Les innovations délibérément méthodologiques en recherche sont rares. En voilà une qui peut se révéler pertinente pour l’avenir de notre domaine de travail. Cela suppose un effort de formation des professionnels et des chercheurs concernés et notre réseau de structures d’appui pourrait être d’un grand secours. Cela suppose que des équipes de recherche pluridisciplinaires soient développées. Cela suppose enfin que les décideurs se saisissent du potentiel d’analyse en profondeur des méthodes mixtes pour en faciliter le développement et en utiliser les résultats en pratique. En avant avec les méthodes mixtes de recherche !
Notes :
1- Fabry J. Mixer les carottes, et aussi les méthodes. Hygiènes. 2023;31(4):271-272.
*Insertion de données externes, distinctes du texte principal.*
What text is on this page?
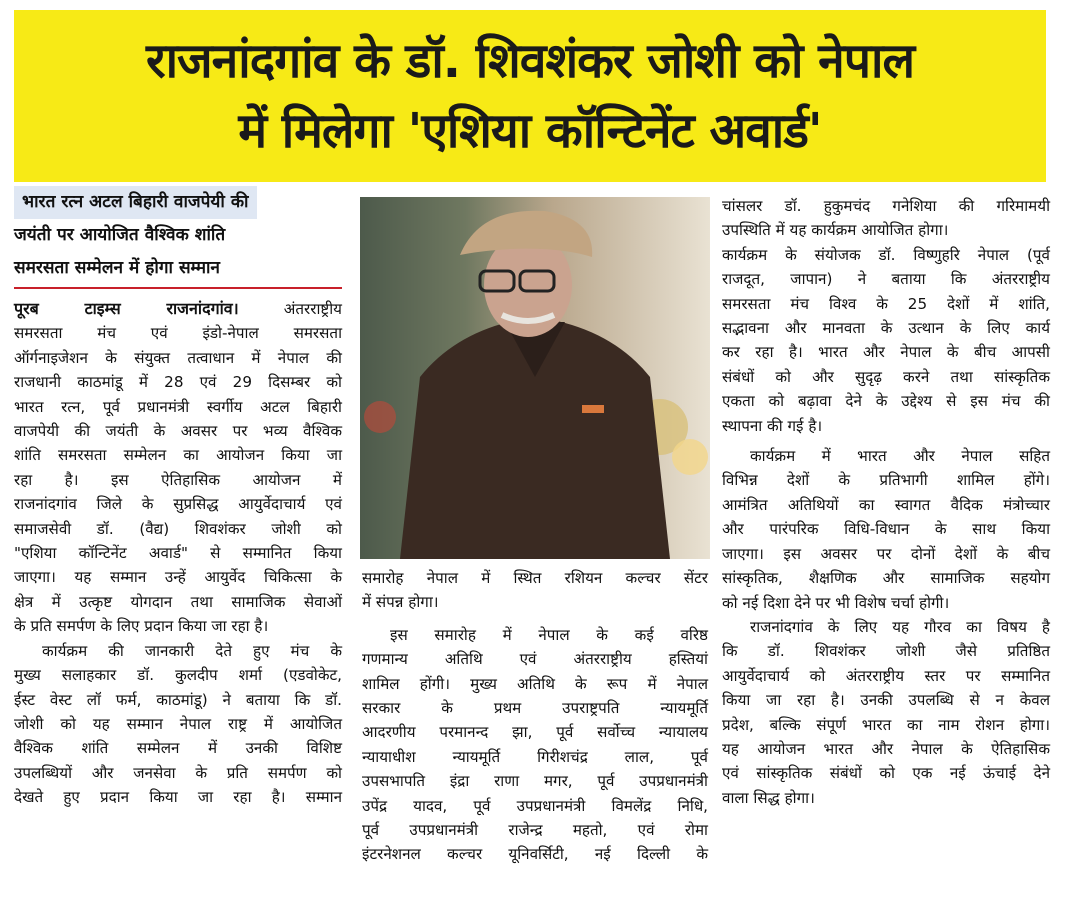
राजनांदगांव के डॉ. शिवशंकर जोशी को नेपाल
में मिलेगा 'एशिया कॉन्टिनेंट अवार्ड'
भारत रत्न अटल बिहारी वाजपेयी की
जयंती पर आयोजित वैश्विक शांति
समरसता सम्मेलन में होगा सम्मान
पूरब टाइम्स राजनांदगांव।	अंतरराष्ट्रीय
समरसता मंच एवं इंडो-नेपाल समरसता
ऑर्गनाइजेशन के संयुक्त तत्वाधान में नेपाल की
राजधानी काठमांडू में 28 एवं 29 दिसम्बर को
भारत रत्न, पूर्व प्रधानमंत्री स्वर्गीय अटल बिहारी
वाजपेयी की जयंती के अवसर पर भव्य वैश्विक
शांति समरसता सम्मेलन का आयोजन किया जा
रहा है। इस ऐतिहासिक आयोजन में
राजनांदगांव जिले के सुप्रसिद्ध आयुर्वेदाचार्य एवं
समाजसेवी डॉ. (वैद्य) शिवशंकर जोशी को
"एशिया कॉन्टिनेंट अवार्ड" से सम्मानित किया
जाएगा। यह सम्मान उन्हें आयुर्वेद चिकित्सा के
क्षेत्र में उत्कृष्ट योगदान तथा सामाजिक सेवाओं
के प्रति समर्पण के लिए प्रदान किया जा रहा है।
कार्यक्रम की जानकारी देते हुए मंच के
मुख्य सलाहकार डॉ. कुलदीप शर्मा (एडवोकेट,
ईस्ट वेस्ट लॉ फर्म, काठमांडू) ने बताया कि डॉ.
जोशी को यह सम्मान नेपाल राष्ट्र में आयोजित
वैश्विक शांति सम्मेलन में उनकी विशिष्ट
उपलब्धियों और जनसेवा के प्रति समर्पण को
देखते हुए प्रदान किया जा रहा है। सम्मान
समारोह नेपाल में स्थित रशियन कल्चर सेंटर
में संपन्न होगा।
इस समारोह में नेपाल के कई वरिष्ठ
गणमान्य अतिथि एवं अंतरराष्ट्रीय हस्तियां
शामिल होंगी। मुख्य अतिथि के रूप में नेपाल
सरकार के प्रथम उपराष्ट्रपति न्यायमूर्ति
आदरणीय परमानन्द झा, पूर्व सर्वोच्च न्यायालय
न्यायाधीश न्यायमूर्ति गिरीशचंद्र लाल, पूर्व
उपसभापति इंद्रा राणा मगर, पूर्व उपप्रधानमंत्री
उपेंद्र यादव, पूर्व उपप्रधानमंत्री विमलेंद्र निधि,
पूर्व उपप्रधानमंत्री राजेन्द्र महतो, एवं रोमा
इंटरनेशनल कल्चर यूनिवर्सिटी, नई दिल्ली के
चांसलर डॉ. हुकुमचंद गनेशिया की गरिमामयी
उपस्थिति में यह कार्यक्रम आयोजित होगा।
कार्यक्रम के संयोजक डॉ. विष्णुहरि नेपाल (पूर्व
राजदूत, जापान) ने बताया कि अंतरराष्ट्रीय
समरसता मंच विश्व के 25 देशों में शांति,
सद्भावना और मानवता के उत्थान के लिए कार्य
कर रहा है। भारत और नेपाल के बीच आपसी
संबंधों को और सुदृढ़ करने तथा सांस्कृतिक
एकता को बढ़ावा देने के उद्देश्य से इस मंच की
स्थापना की गई है।
कार्यक्रम में भारत और नेपाल सहित
विभिन्न देशों के प्रतिभागी शामिल होंगे।
आमंत्रित अतिथियों का स्वागत वैदिक मंत्रोच्चार
और पारंपरिक विधि-विधान के साथ किया
जाएगा। इस अवसर पर दोनों देशों के बीच
सांस्कृतिक, शैक्षणिक और सामाजिक सहयोग
को नई दिशा देने पर भी विशेष चर्चा होगी।
राजनांदगांव के लिए यह गौरव का विषय है
कि डॉ. शिवशंकर जोशी जैसे प्रतिष्ठित
आयुर्वेदाचार्य को अंतरराष्ट्रीय स्तर पर सम्मानित
किया जा रहा है। उनकी उपलब्धि से न केवल
प्रदेश, बल्कि संपूर्ण भारत का नाम रोशन होगा।
यह आयोजन भारत और नेपाल के ऐतिहासिक
एवं सांस्कृतिक संबंधों को एक नई ऊंचाई देने
वाला सिद्ध होगा।
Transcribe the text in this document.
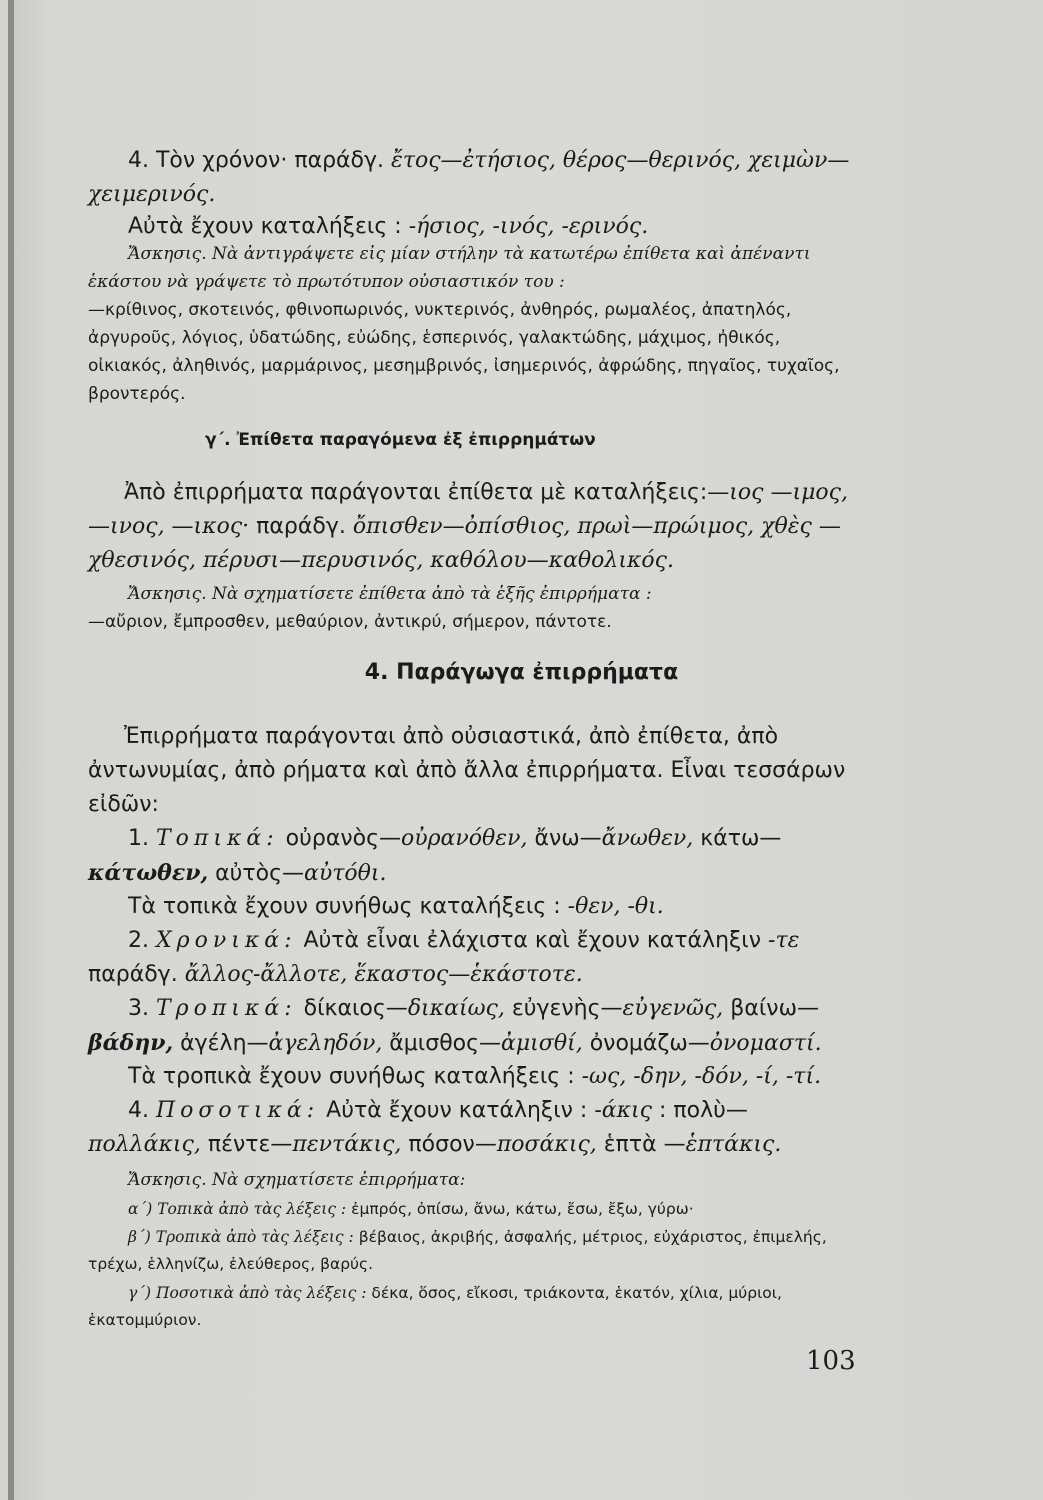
4. Τὸν χρόνον· παράδγ. ἔτος—ἐτήσιος, θέρος—θερινός, χειμὼν—χειμερινός.

Αὐτὰ ἔχουν καταλήξεις : -ήσιος, -ινός, -ερινός.

Ἄσκησις. Νὰ ἀντιγράψετε εἰς μίαν στήλην τὰ κατωτέρω ἐπίθετα καὶ ἀπέναντι ἑκάστου νὰ γράψετε τὸ πρωτότυπον οὐσιαστικόν του :
—κρίθινος, σκοτεινός, φθινοπωρινός, νυκτερινός, ἀνθηρός, ρωμαλέος, ἀπατηλός, ἀργυροῦς, λόγιος, ὑδατώδης, εὐώδης, ἑσπερινός, γαλακτώδης, μάχιμος, ἠθικός, οἰκιακός, ἀληθινός, μαρμάρινος, μεσημβρινός, ἰσημερινός, ἀφρώδης, πηγαῖος, τυχαῖος, βροντερός.

γ΄. Ἐπίθετα παραγόμενα ἐξ ἐπιρρημάτων

Ἀπὸ ἐπιρρήματα παράγονται ἐπίθετα μὲ καταλήξεις:—ιος —ιμος, —ινος, —ικος· παράδγ. ὄπισθεν—ὀπίσθιος, πρωὶ—πρώιμος, χθὲς —χθεσινός, πέρυσι—περυσινός, καθόλου—καθολικός.

Ἄσκησις. Νὰ σχηματίσετε ἐπίθετα ἀπὸ τὰ ἑξῆς ἐπιρρήματα :
—αὔριον, ἔμπροσθεν, μεθαύριον, ἀντικρύ, σήμερον, πάντοτε.

4. Παράγωγα ἐπιρρήματα

Ἐπιρρήματα παράγονται ἀπὸ οὐσιαστικά, ἀπὸ ἐπίθετα, ἀπὸ ἀντωνυμίας, ἀπὸ ρήματα καὶ ἀπὸ ἄλλα ἐπιρρήματα. Εἶναι τεσσάρων εἰδῶν:

1. Τοπικά: οὐρανὸς—οὐρανόθεν, ἄνω—ἄνωθεν, κάτω—κάτωθεν, αὐτὸς—αὐτόθι.

Τὰ τοπικὰ ἔχουν συνήθως καταλήξεις : -θεν, -θι.

2. Χρονικά: Αὐτὰ εἶναι ἐλάχιστα καὶ ἔχουν κατάληξιν -τε παράδγ. ἄλλος-ἄλλοτε, ἕκαστος—ἑκάστοτε.

3. Τροπικά: δίκαιος—δικαίως, εὐγενὴς—εὐγενῶς, βαίνω—βάδην, ἀγέλη—ἀγεληδόν, ἄμισθος—ἀμισθί, ὀνομάζω—ὀνομαστί.

Τὰ τροπικὰ ἔχουν συνήθως καταλήξεις : -ως, -δην, -δόν, -ί, -τί.

4. Ποσοτικά: Αὐτὰ ἔχουν κατάληξιν : -άκις : πολὺ—πολλάκις, πέντε—πεντάκις, πόσον—ποσάκις, ἑπτὰ —ἑπτάκις.

Ἄσκησις. Νὰ σχηματίσετε ἐπιρρήματα:

α΄) Τοπικὰ ἀπὸ τὰς λέξεις : ἐμπρός, ὀπίσω, ἄνω, κάτω, ἔσω, ἔξω, γύρω·

β΄) Τροπικὰ ἀπὸ τὰς λέξεις : βέβαιος, ἀκριβής, ἀσφαλής, μέτριος, εὐχάριστος, ἐπιμελής, τρέχω, ἑλληνίζω, ἐλεύθερος, βαρύς.

γ΄) Ποσοτικὰ ἀπὸ τὰς λέξεις : δέκα, ὅσος, εἴκοσι, τριάκοντα, ἑκατόν, χίλια, μύριοι, ἑκατομμύριον.

103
2- Creswell JW, Plano Clark VL. Designing and conducting mixed methods research. 3rd edition. Thousand Oaks: Sage publications, 2017. 520 p.
3- Small ML. How to conduct mixed methods study : recent trends in a rapidly growing literature. Annu Rev Sociol. 2011;38:44-53.
4- Hitchcock JH. The routledge handbook for advancing integration in mixed methods research. Londres: Routledge, 2022. 634 pages.
5- Guevel MR, Pommier J. Recherche par les méthodes mixtes en santé publique : enjeux et illustration. Santé publique. 2012;24(1):23-38.
6- Guetterman TC, Manojlovich M. Grand rounds in methodology : designing for integration in mixed methods resesearch. BMJ Qual Saf. 2024;1:1-9.